Küba'da özellikle neyi unutmadım? Yazdır


 

 

Havana’ya 1993 yılında gittim. SSCB ve Doğu Avrupa sosyalist ülkeleri yeni dağılmış, Küba’nın ithalat ve ihracatı çökmüştü. Durum bugünküne göre çok kötüydü. Küba yiyecek ithalatında bile sorun yaşıyordu çünkü ithalat için döviz gereklidir ve ihracat yapamıyorsanız döviz de bulamazdınız. Ülkenin acil olarak dövize ihtiyacı vardı, kimse Küba parasıyla bu ülkeye mal satmıyordu.

Bu yıllarda Küba’ya gösterilen büyük dayanışmayı ve bunun küçük bir ülkedeki büyük etkisini önceki yazılarda anlatmıştım.

Küba’da ben en fazla hayrete düşüren Almanca bilen insanlardı. Üniversite eğitimlerini DAC’de yapmışlardı, bu nedenleydi.

Unutamayacağım ise Küba’nın dondurmasıdır.

Lokantada pilav istersiniz, bir kaseye doldururlar ve ters çevirip tabağa koyarlar. Küba’da dondurmanın bir porsiyonu bu kadardı. Üç tane birden yerdim ve yemek yememe gerek kalmazdı. Tadı da gayet iyiydi.

Dondurmaya dayanamam.

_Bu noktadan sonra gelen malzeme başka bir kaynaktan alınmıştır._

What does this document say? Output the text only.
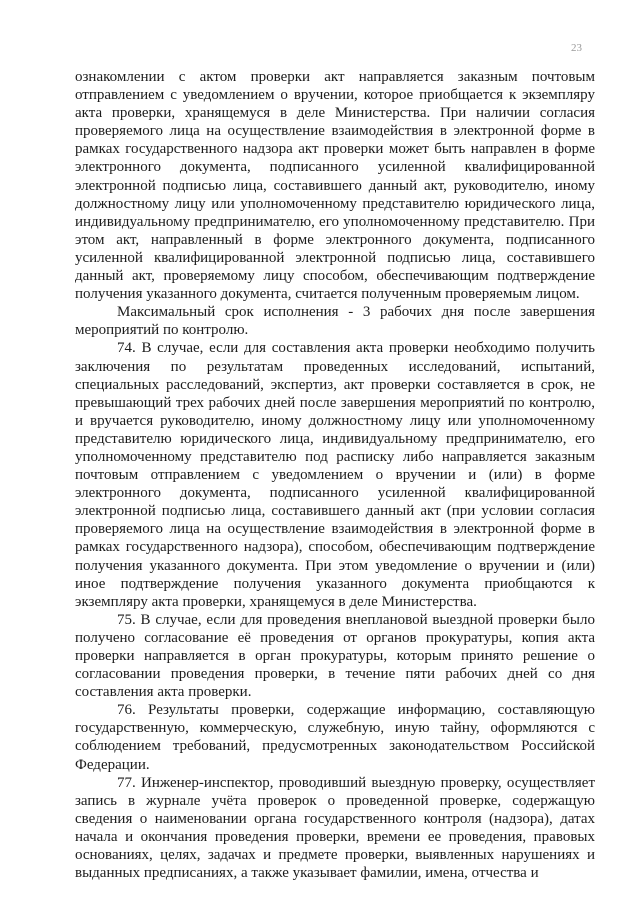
23

ознакомлении с актом проверки акт направляется заказным почтовым отправлением с уведомлением о вручении, которое приобщается к экземпляру акта проверки, хранящемуся в деле Министерства. При наличии согласия проверяемого лица на осуществление взаимодействия в электронной форме в рамках государственного надзора акт проверки может быть направлен в форме электронного документа, подписанного усиленной квалифицированной электронной подписью лица, составившего данный акт, руководителю, иному должностному лицу или уполномоченному представителю юридического лица, индивидуальному предпринимателю, его уполномоченному представителю. При этом акт, направленный в форме электронного документа, подписанного усиленной квалифицированной электронной подписью лица, составившего данный акт, проверяемому лицу способом, обеспечивающим подтверждение получения указанного документа, считается полученным проверяемым лицом.

Максимальный срок исполнения - 3 рабочих дня после завершения мероприятий по контролю.

74. В случае, если для составления акта проверки необходимо получить заключения по результатам проведенных исследований, испытаний, специальных расследований, экспертиз, акт проверки составляется в срок, не превышающий трех рабочих дней после завершения мероприятий по контролю, и вручается руководителю, иному должностному лицу или уполномоченному представителю юридического лица, индивидуальному предпринимателю, его уполномоченному представителю под расписку либо направляется заказным почтовым отправлением с уведомлением о вручении и (или) в форме электронного документа, подписанного усиленной квалифицированной электронной подписью лица, составившего данный акт (при условии согласия проверяемого лица на осуществление взаимодействия в электронной форме в рамках государственного надзора), способом, обеспечивающим подтверждение получения указанного документа. При этом уведомление о вручении и (или) иное подтверждение получения указанного документа приобщаются к экземпляру акта проверки, хранящемуся в деле Министерства.

75. В случае, если для проведения внеплановой выездной проверки было получено согласование её проведения от органов прокуратуры, копия акта проверки направляется в орган прокуратуры, которым принято решение о согласовании проведения проверки, в течение пяти рабочих дней со дня составления акта проверки.

76. Результаты проверки, содержащие информацию, составляющую государственную, коммерческую, служебную, иную тайну, оформляются с соблюдением требований, предусмотренных законодательством Российской Федерации.

77. Инженер-инспектор, проводивший выездную проверку, осуществляет запись в журнале учёта проверок о проведенной проверке, содержащую сведения о наименовании органа государственного контроля (надзора), датах начала и окончания проведения проверки, времени ее проведения, правовых основаниях, целях, задачах и предмете проверки, выявленных нарушениях и выданных предписаниях, а также указывает фамилии, имена, отчества и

Her genel sağlık muayenesine gittiğimde şeker düzeyini özellikle merak ederim. Üç ayrı şeker değeri bulunuyor ve hepsi normal. Çukulatayı da çok severim ama beden bir şekilde şekeri hallediyor demek ki…

O dondurma muhtemelen artık yoktur…

Moskova’ya 1991 sonrasında gittiğimde öğlen yemeği için Yazarlar Birliği kantinine giderdim. Bir lahmacun var ki, anlatması zordur. Üzerindeki kıyma bir santimetre kalınlığındaydı. Bunu yiyin, üzerine de çukulata yiyerek semaver çayı için; fazlasıyla doyarsınız. Ruslar çayı şekerle değil çukulata yiyerek içerlerdi.